In reaching her decision, the Magistrate preferred the plaintiff’s expert evidence of Dr Watson, who deemed that the illumination of the stairs was non-compliant with the requisite Australia Standards, albeit by only 0.3 of a lux. On the other hand, the defendant’s expert, Dr Cooke, opined that when the effect of the reflective aluminium nosings on the steps was taken into account, the lighting on the stairs was adequate, despite the visible lights being minimally below the requirable standard.

In her reasoning the Magistrate found that it was open to Limelight Cinemas to approach the building owners for confirmation that a lighting engineer or technician had certified the lighting as appropriate, and to take appropriate steps to have the lighting increased once determined that it fell 0.3 of a lux below standard.

Limelight Cinemas appealed the decision on the basis that her Honour erred in her assessment of breach of duty, causation and contributory negligence. The appeal was heard by Her Honour AsJ McWilliam.

Her Honour found that the Magistrate misapplied the applicable legal principles, specifically the test with regard to risk of harm. Referring to the case of Roads and Traffic Authority of NSW v Dederer [207] HCA 42, she noted that the ‘risk’ that ought to have been considered was the risk of injury being caused by the defendant’s conduct, rather than the risk of an event that, in turn, carries a risk of injury. She further commented that even if the ‘risk’ had been correctly identified, there was a further issue concerning what constituted a ‘reasonable response’ to it, considering that the appellant had no knowledge of any defect in the lighting.

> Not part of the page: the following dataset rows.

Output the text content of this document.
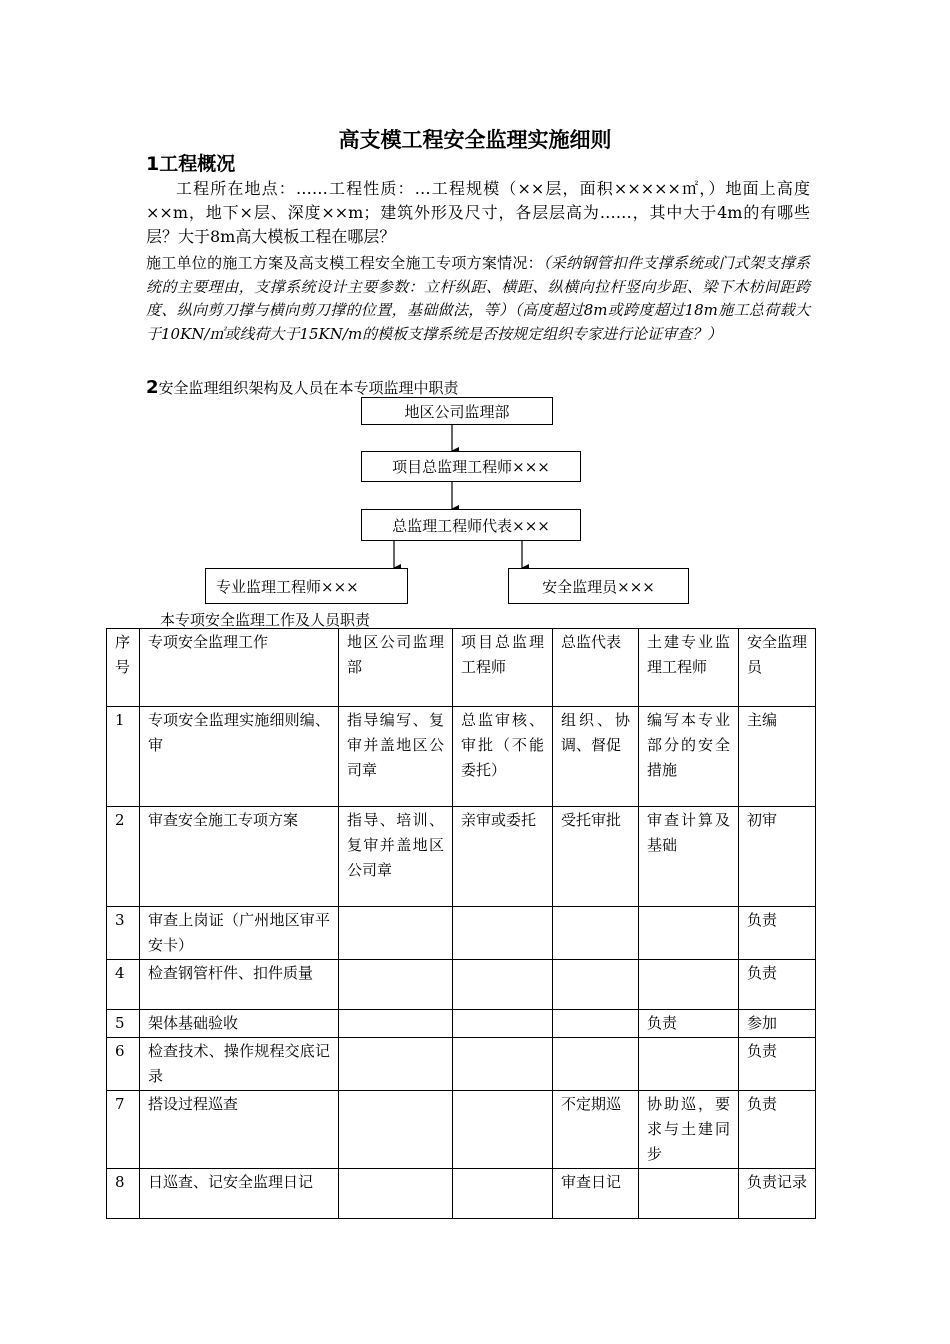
高支模工程安全监理实施细则
1工程概况
工程所在地点：……工程性质：…工程规模（××层，面积×××××㎡，）地面上高度××m，地下×层、深度××m；建筑外形及尺寸，各层层高为……，其中大于4m的有哪些层？大于8m高大模板工程在哪层？
施工单位的施工方案及高支模工程安全施工专项方案情况：（采纳钢管扣件支撑系统或门式架支撑系统的主要理由，支撑系统设计主要参数：立杆纵距、横距、纵横向拉杆竖向步距、梁下木枋间距跨度、纵向剪刀撑与横向剪刀撑的位置，基础做法，等）（高度超过8m或跨度超过18m施工总荷载大于10KN/㎡或线荷大于15KN/m的模板支撑系统是否按规定组织专家进行论证审查？）
2安全监理组织架构及人员在本专项监理中职责
地区公司监理部
项目总监理工程师×××
总监理工程师代表×××
专业监理工程师×××	安全监理员×××
本专项安全监理工作及人员职责
序号	专项安全监理工作	地区公司监理部	项目总监理工程师	总监代表	土建专业监理工程师	安全监理员
1	专项安全监理实施细则编、审	指导编写、复审并盖地区公司章	总监审核、审批（不能委托）	组织、协调、督促	编写本专业部分的安全措施	主编
2	审查安全施工专项方案	指导、培训、复审并盖地区公司章	亲审或委托	受托审批	审查计算及基础	初审
3	审查上岗证（广州地区审平安卡）					负责
4	检查钢管杆件、扣件质量					负责
5	架体基础验收				负责	参加
6	检查技术、操作规程交底记录					负责
7	搭设过程巡查			不定期巡	协助巡，要求与土建同步	负责
8	日巡查、记安全监理日记			审查日记		负责记录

McWilliam AsJ emphasised that before a finding could be made that Limelight Cinemas breached its duty by failing to ask the building owner for confirmation that the lighting was compliant, there would need to be a finding that it knew or ought reasonably to have known that the lighting did not comply. Such a finding was never made by the Magistrate, nor could it have on the evidence given at hand.

McWilliam AsJ found that the Magistrate erred in finding that the failure of Limelight Cinemas to adequately light the aisle caused the plaintiff’s injuries.

Her Honour the evidence given by Ms Beatty at trial that she stepped into ‘nothing’ to be a ‘mis-step’, given that her evidence was not that she fell due to an inability to see any part of the steps. In particular, neither Ms Beatty’s evidence nor the evidence of Dr Watson supported any finding that the lighting had any causative effect, so as to constitute a ‘necessary condition of the happening of the harm.’

Due to her findings on the other grounds of appeal, McWilliam AsJ deemed that consideration need not be given to contributory negligence as Limelight Cinemas was not negligent in the first place.

The decision of AsJ McWilliam highlights the common sense position that just because an occupier’s premises may be found very slightly in breach of a standard or code, it will not automatically lead to a finding of negligence against the occupier. The court is required to consider other factors including, the role of the occupier (in this case a lease/manager), knowledge of the risk (in this case set against an incident-free usage), and what impact the breach had (in this case on the evidence of Dr Cooke none, as the reflective strips provided sufficient illumination).

This decision further highlights the importance of clearly establishing causation in the assessment of liability. When incidents occur as a result of an everyday risk, such as negotiating stairs, there needs to be a clear causal connection between the defendant’s conduct and the incident itself. As noted by McWilliam AsJ, “the idea that stairs are inherently and obviously dangerous, and that members of the public should exercise care when using them, carries even greater force when the circumstances are the navigation of stairs in a darkened room...”. In this case, the plaintiff could not establish that her fall did not simply occur due to her own mere inadvertence.

Finally, this case also emphasises the importance in demonstrating an incident-free history of a premises when it comes to determining an occupier’s foreseeability of an alleged risk.